His shrug distracted her. Those shoulders… She had a mental flash of tanned, smooth skin. And a strength that allowed him to support his own weight, and hers, too, as he’d moved them together into the most incredible physical experience…

“Depends on how much beer I drink,” he said, not quite smiling, but she thought he might have if their situation had been different.

“Well, don’t let me keep you.” Their beers had arrived. She took a long cold sip before he could tip his mug to her bottle—something he’d done with each and every drink they’d shared that long-ago night. Their toasts had grown more and more ridiculous as the night had worn on. If she was remembering right, they’d tipped their glasses to see-through bras and boxers at one point.

He opened his pad before he took a sip. Got out a pen. Asked a series of questions that she knew were designed to put her at ease. Did she and Bruce purchase their house together? Had she liked it? Did she help choose the furniture? Yes, to all of the above. He wanted to know how she liked Santa Raquel. She liked it fine. Did she miss Albina? Not really.

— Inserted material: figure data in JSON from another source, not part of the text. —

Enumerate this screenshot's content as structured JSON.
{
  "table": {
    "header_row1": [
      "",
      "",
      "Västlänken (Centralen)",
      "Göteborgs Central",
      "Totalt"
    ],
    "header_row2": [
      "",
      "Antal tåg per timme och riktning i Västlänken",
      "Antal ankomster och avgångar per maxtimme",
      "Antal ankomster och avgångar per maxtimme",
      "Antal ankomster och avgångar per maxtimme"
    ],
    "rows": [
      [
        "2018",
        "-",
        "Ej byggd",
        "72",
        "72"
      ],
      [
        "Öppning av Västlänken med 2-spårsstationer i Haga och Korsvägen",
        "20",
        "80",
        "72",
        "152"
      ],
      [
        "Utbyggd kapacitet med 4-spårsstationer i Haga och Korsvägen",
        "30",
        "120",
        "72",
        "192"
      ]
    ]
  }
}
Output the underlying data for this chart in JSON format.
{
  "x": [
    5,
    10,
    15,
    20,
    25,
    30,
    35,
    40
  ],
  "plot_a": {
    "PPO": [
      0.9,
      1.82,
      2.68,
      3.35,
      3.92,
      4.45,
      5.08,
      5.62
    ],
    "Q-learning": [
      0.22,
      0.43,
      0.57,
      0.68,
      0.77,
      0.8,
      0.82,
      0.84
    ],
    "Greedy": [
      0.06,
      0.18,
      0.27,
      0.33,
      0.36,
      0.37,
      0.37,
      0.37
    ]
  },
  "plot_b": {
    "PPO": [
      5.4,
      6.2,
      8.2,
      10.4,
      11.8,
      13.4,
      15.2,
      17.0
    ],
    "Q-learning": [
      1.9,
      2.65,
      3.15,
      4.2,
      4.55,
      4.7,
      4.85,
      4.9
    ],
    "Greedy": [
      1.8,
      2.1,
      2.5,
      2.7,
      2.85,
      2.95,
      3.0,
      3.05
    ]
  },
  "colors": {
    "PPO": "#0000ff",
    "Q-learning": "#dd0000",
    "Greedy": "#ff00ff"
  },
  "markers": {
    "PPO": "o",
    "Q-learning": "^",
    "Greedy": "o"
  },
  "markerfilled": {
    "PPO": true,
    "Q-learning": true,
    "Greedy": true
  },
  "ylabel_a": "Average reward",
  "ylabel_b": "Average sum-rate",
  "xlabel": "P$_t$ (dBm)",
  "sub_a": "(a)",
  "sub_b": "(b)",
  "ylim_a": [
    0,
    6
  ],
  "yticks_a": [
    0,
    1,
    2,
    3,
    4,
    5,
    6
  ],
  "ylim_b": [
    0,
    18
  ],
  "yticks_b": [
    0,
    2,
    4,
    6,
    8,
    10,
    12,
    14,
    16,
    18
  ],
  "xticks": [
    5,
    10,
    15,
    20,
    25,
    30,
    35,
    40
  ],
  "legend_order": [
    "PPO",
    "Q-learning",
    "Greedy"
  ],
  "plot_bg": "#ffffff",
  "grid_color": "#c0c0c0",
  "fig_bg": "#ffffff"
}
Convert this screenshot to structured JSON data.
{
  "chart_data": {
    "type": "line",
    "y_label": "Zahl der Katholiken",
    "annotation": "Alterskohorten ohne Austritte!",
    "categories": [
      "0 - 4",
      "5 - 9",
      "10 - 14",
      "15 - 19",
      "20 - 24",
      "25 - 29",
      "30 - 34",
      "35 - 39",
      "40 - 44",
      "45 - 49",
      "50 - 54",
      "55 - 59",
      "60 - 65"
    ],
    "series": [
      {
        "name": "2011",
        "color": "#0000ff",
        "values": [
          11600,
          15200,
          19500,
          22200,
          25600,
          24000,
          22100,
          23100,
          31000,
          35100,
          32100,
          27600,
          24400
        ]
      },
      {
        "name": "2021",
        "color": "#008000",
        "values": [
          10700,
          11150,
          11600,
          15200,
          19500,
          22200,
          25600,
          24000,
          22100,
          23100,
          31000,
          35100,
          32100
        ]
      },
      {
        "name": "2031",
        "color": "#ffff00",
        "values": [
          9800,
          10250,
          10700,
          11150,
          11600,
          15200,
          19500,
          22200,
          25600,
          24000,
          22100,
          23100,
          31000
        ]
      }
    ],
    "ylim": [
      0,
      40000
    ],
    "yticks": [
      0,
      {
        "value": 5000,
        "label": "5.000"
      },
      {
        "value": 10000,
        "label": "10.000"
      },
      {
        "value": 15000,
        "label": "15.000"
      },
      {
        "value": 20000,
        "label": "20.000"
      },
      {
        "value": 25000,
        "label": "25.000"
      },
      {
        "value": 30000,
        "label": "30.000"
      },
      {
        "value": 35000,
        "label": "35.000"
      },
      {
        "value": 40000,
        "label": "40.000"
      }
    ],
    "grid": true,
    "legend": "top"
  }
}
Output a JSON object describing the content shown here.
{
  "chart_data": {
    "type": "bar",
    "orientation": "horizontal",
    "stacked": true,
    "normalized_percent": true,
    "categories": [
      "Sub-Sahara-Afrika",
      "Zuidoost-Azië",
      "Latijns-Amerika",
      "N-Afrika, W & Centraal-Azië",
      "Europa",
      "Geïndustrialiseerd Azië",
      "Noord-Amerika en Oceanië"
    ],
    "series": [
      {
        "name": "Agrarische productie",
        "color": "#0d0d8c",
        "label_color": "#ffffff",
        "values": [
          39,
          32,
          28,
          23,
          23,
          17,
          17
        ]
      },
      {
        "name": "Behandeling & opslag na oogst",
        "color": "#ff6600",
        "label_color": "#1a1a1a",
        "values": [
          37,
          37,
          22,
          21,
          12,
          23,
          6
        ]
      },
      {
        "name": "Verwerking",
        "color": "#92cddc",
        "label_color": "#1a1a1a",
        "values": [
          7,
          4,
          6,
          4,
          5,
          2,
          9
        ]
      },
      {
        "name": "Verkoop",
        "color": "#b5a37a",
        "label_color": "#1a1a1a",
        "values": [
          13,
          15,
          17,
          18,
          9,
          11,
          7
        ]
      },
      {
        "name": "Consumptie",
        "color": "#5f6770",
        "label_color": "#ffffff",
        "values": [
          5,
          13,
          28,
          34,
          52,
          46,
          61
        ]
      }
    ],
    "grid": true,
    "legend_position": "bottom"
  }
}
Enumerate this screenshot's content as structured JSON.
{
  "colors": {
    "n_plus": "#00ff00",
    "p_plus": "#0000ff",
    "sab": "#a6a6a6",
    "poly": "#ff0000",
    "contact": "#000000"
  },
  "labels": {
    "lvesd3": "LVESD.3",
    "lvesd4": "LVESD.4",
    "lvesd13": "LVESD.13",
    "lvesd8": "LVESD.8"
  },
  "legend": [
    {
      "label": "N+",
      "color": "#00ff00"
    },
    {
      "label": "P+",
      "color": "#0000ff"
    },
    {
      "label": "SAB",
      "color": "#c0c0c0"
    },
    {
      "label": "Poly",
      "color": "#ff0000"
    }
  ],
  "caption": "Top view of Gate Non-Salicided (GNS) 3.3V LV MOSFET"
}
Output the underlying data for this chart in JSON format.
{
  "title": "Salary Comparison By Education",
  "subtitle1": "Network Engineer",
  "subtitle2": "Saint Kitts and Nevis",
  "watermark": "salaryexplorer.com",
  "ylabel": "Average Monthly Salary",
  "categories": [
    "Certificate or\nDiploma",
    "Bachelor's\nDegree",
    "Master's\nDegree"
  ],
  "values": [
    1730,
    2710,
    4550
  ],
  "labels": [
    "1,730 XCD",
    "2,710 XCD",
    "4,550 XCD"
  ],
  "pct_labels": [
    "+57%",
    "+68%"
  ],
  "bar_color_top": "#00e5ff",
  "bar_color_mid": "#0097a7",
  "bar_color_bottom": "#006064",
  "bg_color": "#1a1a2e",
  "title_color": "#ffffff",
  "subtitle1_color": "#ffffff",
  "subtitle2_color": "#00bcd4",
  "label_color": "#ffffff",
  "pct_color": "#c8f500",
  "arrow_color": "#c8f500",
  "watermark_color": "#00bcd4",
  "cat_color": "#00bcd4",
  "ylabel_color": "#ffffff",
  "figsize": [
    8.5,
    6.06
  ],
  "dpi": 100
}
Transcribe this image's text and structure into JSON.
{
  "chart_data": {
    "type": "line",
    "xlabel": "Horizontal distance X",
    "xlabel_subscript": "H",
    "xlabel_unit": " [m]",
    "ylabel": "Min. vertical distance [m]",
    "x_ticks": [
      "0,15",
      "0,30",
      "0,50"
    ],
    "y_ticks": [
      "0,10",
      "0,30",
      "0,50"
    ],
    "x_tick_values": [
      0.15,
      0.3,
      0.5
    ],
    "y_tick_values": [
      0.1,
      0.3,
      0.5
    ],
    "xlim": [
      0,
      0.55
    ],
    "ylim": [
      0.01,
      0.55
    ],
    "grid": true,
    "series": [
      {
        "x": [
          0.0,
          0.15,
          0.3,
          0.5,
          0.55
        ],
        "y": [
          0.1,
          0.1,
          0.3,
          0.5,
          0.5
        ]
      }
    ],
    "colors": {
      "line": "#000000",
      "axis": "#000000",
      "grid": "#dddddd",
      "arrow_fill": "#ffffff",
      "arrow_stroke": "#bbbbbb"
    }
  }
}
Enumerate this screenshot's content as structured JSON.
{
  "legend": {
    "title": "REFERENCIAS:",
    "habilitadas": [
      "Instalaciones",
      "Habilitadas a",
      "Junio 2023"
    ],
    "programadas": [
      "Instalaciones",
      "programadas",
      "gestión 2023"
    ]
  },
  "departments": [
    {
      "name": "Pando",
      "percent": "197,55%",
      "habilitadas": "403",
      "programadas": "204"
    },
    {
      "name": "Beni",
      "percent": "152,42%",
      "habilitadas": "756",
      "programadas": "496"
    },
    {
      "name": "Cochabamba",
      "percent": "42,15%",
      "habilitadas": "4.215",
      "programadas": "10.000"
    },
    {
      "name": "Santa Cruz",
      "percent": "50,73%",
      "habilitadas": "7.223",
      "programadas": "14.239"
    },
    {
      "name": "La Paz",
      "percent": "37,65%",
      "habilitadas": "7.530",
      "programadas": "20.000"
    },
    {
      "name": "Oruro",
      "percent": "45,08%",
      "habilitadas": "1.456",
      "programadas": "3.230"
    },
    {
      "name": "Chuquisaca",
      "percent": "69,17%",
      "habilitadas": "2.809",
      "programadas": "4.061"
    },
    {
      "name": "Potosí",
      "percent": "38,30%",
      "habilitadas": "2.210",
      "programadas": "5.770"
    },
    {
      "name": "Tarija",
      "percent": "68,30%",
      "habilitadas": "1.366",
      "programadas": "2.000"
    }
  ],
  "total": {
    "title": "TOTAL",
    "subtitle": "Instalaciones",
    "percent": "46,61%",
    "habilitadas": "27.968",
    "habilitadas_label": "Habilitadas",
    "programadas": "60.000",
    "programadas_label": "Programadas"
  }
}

She missed being closer to her parents, but since he didn’t ask, she didn’t reveal that piece of information.

It dawned on her, as she sipped twice as fast as he did, that he’d been driving for the past couple of hours. “Did you have dinner? They have great bar food here.”

His weakness. She knew that from Bruce.

Funny that she’d only ever seen the guy a handful of times in her life and yet knew so much about him.

Knew him intimately…

She took another sip. Her limit was three. He’d better be done with his questions by then because that was when she was leaving.

“I made a sandwich and ate it on the road.” He glanced at the tables around them, presumably to see what others were consuming, and she reached for a menu, placing it in front of him.

Her tentative theory was that if he was busy eating, he couldn’t be worrying about getting information for that pad he’d yet to write on. She really had nothing to give him that could in any way prove that Bruce had hurt Miriam. She had proof of him not keeping his word. Proof of unexplained absences. She’d caught him looking at normal adult porn on the internet once in the year they’d been married.

None of that added up to anything worthy of an investigation. Or anything criminal, either.

It just added up to a man she couldn’t accept as her partner in life. And one she tried to keep from disappointing her daughter.

“I think I’ll have this combination platter,” Mason said, looking up from the menu. “Will you share it with me?” He was getting fried green beans, onion rings and barbecued chicken niblets.

“I’ll have an onion ring or two. If you don’t eat them all.” She’d shared an appetizer platter with him once before. Really late at night, when she’d been too drunk to be aware of what was on it.

Or so she’d told herself.

In actual fact, she’d been tipsy enough not to care, enough to deaden the pain, but she hadn’t been too drunk to know about the choice she’d been making. She’d known, when she went to bed with him, exactly what she was doing. She simply hadn’t cared how wrong it had been.